Comprendre la servicisation à travers la logique dominante de service : une nouvelle approche pour les opérations

Pourquoi parle-t-on autant de servicisation aujourd’hui ?

Les entreprises industrielles sont confrontées à une forte pression : leurs marchés sont souvent saturés, leurs marges se réduisent, et la concurrence devient mondiale. Dans ce contexte, proposer des services associés aux produits (SABE) – autrement dit, s’engager dans la servicisation (ou servitisation) – est devenu une stratégie incontournable pour rester compétitif.

Mais cette transformation n’est pas simple. Elle implique de repenser la manière dont on conçoit la valeur, les relations avec les clients et l’organisation même des opérations. L’objectif de ce document est d’expliquer comment la logique dominante de service (S-D Logic) peut aider à mieux comprendre les défis et à accompagner la mise en œuvre de cette servicisation.

1. De quoi parle-t-on ? Produit, service… ou les deux à la fois ?

Dans le modèle économique classique, les entreprises fabriquent un bien, le vendent, et le client s’en sert de manière autonome. On parle ici d’une logique dominante de biens (G-D Logic). Mais ce modèle atteint ses limites.

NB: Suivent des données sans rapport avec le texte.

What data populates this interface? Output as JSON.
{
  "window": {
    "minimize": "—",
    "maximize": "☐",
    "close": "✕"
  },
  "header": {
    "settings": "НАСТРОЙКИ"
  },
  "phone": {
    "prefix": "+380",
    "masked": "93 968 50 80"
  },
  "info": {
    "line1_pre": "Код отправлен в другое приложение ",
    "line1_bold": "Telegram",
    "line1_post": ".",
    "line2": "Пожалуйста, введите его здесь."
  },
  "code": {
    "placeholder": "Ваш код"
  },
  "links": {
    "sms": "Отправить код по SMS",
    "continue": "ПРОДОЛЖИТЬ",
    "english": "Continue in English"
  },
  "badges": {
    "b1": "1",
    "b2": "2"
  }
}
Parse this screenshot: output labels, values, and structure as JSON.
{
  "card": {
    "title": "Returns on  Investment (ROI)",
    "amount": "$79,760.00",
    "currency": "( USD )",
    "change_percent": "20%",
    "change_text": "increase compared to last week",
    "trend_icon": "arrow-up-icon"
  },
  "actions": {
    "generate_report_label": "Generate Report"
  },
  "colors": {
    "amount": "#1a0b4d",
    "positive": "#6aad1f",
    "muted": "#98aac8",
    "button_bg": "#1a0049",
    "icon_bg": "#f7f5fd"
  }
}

Avec la servitisation, on change de paradigme : il ne s’agit plus seulement de vendre un bien, mais de proposer un système combiné produit + service, qu’on appelle PSS (Product-Service System). Ce système peut aller de la simple maintenance à des offres où le client paie pour une performance ou un résultat (par exemple : payer à l’heure de fonctionnement d’un moteur plutôt que d’acheter le moteur).

Cela bouleverse profondément les relations entre fournisseurs et clients, car la valeur ne réside plus dans l’objet vendu, mais dans l’usage réel qu’en fait le client.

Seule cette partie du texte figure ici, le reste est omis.